The Spirit of Devel­op­ment: San­tería and Social Wel­fare in Havana

May 13, 2003 - 5:00 PM

Adrian Hearn

La Trobe University

Dis­cus­sant:
Todd Ramon Ochoa
Colum­bia University

This talk exam­ines the tra­jec­tory of three recently estab­lished com­mu­nity devel­op­ment projects in Havana. The projects were founded as col­lab­o­ra­tions between local state author­i­ties and com­mu­nity groups rooted in Afro-Cuban reli­gions, and each has attempted to address emerg­ing social prob­lems such as drug use, pros­ti­tu­tion, and the phys­i­cal dete­ri­o­ra­tion of local schools and clin­ics. The orig­i­nal goal of each project was to facil­i­tate these social objec­tives by work­ing through infor­mal net­works of com­mu­nity sup­port and reli­gious alle­giance, but with time the projects became increas­ingly influ­enced by the expan­sion of tourism. Folk­loric per­for­mances of San­tería music and dance soon came to occupy a promi­nent place in project activ­i­ties, leav­ing the social objec­tives of each neglected. Nev­er­the­less, action taken by the State in one case, and by a local par­tic­i­pant in another, even­tu­ally refo­cused two of the three projects on their orig­i­nal goals.

The talk frames these events in a cri­tique of the devel­op­ment tac­tics of Cuban and for­eign agen­cies oper­at­ing in Havana and San­ti­ago de Cuba. Strate­gies such as “pop­u­lar par­tic­i­pa­tion” and “capac­ity build­ing” con­vey the notion of locally directed, cul­tur­ally sen­si­tive projects, yet in prac­tice these approaches often fall short of empow­er­ing tar­get com­mu­ni­ties. Adrian Hearn sug­gests that one impor­tant rea­son for this is a lack of reflex­iv­ity on the part of many devel­op­ment agen­cies: while they are pay­ing closer atten­tion than ever before to the cul­tural val­ues and pri­or­i­ties of local com­mu­ni­ties, they often over­look their own. As a result, mod­els of devel­op­ment still tend fol­low util­i­tar­ian scripts, focus­ing on com­mer­cial growth at the expense of social rela­tion­ships, which (as the case stud­ies show) can recre­ate rather than resolve orig­i­nal problems.

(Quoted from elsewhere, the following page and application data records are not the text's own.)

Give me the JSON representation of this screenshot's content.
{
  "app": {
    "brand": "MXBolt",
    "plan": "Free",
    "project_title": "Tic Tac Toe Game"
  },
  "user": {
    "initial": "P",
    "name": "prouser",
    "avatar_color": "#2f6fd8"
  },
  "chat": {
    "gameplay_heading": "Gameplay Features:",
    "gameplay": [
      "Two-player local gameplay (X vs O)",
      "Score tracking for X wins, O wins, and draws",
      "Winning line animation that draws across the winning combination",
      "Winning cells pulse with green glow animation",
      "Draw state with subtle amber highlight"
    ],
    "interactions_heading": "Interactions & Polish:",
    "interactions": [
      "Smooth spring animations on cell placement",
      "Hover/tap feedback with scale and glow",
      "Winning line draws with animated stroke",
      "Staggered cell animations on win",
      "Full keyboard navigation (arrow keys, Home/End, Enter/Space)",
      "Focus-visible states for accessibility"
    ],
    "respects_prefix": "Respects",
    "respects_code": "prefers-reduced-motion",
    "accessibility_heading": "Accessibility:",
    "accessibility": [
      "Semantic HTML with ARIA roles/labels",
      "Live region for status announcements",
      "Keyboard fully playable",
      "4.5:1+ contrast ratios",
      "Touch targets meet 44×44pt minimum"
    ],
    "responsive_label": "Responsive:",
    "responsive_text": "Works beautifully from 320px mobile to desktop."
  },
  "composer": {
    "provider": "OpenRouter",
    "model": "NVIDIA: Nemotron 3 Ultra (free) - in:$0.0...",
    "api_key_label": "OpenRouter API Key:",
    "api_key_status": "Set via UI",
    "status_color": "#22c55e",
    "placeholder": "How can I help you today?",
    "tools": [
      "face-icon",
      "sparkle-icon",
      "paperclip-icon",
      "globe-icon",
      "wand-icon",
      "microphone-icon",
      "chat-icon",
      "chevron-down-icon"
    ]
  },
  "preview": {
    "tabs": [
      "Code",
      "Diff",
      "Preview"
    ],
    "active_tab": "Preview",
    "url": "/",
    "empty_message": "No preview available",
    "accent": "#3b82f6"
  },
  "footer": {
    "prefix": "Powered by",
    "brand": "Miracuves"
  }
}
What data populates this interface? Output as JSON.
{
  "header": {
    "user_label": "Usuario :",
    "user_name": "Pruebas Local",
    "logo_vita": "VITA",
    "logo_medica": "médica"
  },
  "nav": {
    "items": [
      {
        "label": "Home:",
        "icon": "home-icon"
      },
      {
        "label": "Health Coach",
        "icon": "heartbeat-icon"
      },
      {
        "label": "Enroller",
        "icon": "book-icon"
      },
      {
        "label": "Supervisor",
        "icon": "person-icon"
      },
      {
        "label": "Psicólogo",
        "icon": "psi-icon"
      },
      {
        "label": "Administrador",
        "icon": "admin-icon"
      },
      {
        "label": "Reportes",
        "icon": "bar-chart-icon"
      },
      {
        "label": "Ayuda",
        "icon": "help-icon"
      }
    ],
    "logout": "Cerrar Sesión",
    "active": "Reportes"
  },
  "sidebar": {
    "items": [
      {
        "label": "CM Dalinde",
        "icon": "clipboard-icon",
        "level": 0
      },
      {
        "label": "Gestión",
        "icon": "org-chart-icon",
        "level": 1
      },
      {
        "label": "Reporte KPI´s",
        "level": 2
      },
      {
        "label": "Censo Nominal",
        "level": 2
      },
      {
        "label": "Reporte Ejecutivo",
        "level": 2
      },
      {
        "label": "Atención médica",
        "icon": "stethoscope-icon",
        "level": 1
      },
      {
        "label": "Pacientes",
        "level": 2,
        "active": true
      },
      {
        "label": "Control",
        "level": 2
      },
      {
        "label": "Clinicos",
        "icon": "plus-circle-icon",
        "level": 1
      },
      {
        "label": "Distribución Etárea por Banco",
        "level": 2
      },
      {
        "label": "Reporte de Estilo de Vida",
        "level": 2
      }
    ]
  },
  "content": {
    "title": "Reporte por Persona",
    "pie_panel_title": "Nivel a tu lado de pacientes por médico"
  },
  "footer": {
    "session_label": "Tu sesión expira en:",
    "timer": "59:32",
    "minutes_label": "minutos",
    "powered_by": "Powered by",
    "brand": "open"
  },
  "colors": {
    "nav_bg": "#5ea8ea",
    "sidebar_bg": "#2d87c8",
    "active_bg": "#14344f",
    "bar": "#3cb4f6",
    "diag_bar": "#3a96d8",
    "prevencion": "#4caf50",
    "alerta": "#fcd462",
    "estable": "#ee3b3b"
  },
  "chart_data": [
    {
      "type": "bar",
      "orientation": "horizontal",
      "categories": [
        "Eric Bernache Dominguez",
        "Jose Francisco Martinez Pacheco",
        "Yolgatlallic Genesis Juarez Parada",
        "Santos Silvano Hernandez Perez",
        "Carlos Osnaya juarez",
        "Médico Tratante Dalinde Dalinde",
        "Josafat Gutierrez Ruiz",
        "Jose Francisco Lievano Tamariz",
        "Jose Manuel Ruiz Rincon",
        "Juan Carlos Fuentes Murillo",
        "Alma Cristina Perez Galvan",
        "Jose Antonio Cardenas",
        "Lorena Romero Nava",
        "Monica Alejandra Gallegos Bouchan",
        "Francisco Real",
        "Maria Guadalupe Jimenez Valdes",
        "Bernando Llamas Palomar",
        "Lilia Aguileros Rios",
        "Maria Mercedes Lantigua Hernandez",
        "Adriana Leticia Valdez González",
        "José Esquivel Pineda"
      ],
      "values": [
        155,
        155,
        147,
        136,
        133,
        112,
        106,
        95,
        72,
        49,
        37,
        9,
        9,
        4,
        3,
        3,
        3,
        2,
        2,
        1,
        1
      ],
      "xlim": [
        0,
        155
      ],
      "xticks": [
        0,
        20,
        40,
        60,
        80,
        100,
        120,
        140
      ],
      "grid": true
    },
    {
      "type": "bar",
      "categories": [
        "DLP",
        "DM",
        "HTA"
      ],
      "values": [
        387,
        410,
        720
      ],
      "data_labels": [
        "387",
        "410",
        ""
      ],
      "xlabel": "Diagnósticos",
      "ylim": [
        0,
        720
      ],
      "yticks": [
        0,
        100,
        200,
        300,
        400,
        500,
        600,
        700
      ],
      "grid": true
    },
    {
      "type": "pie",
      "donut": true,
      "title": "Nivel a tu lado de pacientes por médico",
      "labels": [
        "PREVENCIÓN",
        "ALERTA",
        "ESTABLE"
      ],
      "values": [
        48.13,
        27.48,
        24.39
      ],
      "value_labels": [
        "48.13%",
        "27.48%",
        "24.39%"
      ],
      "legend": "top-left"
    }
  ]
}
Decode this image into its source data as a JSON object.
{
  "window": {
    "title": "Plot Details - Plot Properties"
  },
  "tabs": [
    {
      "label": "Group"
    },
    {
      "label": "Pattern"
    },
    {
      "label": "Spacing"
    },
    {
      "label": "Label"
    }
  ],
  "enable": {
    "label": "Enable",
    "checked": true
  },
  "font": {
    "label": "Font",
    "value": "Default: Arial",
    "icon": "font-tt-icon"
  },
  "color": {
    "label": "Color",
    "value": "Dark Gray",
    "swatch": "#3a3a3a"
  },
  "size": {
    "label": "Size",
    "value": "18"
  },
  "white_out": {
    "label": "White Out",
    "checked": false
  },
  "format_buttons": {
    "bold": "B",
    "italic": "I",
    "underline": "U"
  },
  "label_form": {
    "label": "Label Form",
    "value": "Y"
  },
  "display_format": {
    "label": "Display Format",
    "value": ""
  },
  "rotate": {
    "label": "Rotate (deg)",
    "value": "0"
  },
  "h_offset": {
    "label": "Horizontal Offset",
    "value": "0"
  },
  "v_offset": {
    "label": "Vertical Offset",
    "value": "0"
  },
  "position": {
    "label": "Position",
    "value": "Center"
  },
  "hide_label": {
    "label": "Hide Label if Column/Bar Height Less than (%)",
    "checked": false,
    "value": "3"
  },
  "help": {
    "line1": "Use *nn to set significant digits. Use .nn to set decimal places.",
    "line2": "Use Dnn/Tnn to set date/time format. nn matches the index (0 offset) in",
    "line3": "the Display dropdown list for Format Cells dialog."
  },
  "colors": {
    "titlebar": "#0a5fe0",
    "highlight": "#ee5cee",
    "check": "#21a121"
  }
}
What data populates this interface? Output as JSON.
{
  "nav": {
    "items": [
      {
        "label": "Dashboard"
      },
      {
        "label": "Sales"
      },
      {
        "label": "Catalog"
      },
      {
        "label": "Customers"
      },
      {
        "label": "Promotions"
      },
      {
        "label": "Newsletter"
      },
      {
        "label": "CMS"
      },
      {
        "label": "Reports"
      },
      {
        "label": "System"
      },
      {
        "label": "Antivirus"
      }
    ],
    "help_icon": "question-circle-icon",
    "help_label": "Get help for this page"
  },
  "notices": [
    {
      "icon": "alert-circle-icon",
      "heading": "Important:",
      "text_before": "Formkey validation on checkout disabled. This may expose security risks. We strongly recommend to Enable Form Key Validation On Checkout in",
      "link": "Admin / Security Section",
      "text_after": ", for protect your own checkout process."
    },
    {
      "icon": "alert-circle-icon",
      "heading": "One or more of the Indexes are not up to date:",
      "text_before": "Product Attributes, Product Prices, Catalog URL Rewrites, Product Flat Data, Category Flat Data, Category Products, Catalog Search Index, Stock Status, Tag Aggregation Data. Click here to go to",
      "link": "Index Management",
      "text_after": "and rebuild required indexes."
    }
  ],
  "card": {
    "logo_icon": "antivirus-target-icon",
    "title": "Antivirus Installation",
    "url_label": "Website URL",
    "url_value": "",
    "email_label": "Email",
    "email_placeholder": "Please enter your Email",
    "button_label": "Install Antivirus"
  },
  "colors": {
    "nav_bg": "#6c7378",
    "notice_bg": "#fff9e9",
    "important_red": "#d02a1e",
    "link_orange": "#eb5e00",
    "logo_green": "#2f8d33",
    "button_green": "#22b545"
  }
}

Adrian Hearn is a doc­toral can­di­date at La Trobe Uni­ver­sity, Mel­bourne, and a pro­fes­sional per­cus­sion­ist. His research in Sene­gal and Cuba has exam­ined the capac­ity of com­mu­nity orga­ni­za­tions to demo­c­ra­t­i­cally deliver health and edu­ca­tion ser­vices where offi­cial mech­a­nisms are over­wrought with demand. His Ph.D. the­sis focuses on the inter­ac­tions of Afro-Cuban reli­gious groups with domes­tic and for­eign devel­op­ment agen­cies in Havana and San­ti­ago de Cuba. His forth­com­ing arti­cle, Afro-Cuban Reli­gions and Social Wel­fare: Con­se­quences of Com­mer­cial Devel­op­ment in Havana (in Human Orga­ni­za­tion) details this research.

Todd Ramon Ochoa is a doc­toral can­di­date in the Depart­ment of Anthro­pol­ogy at Colum­bia Uni­ver­sity. He con­ducted field­work on under­ground mar­kets in Havana through­out the 1990s and his doc­toral dis­ser­ta­tion is a treat­ment of Cuban Kongo reli­gion in Havana and the Cen­tral Cuban coun­try­side. His the­sis is titled The Liv­ing and the Dead in a Cuban Kongo Sacred Soci­ety.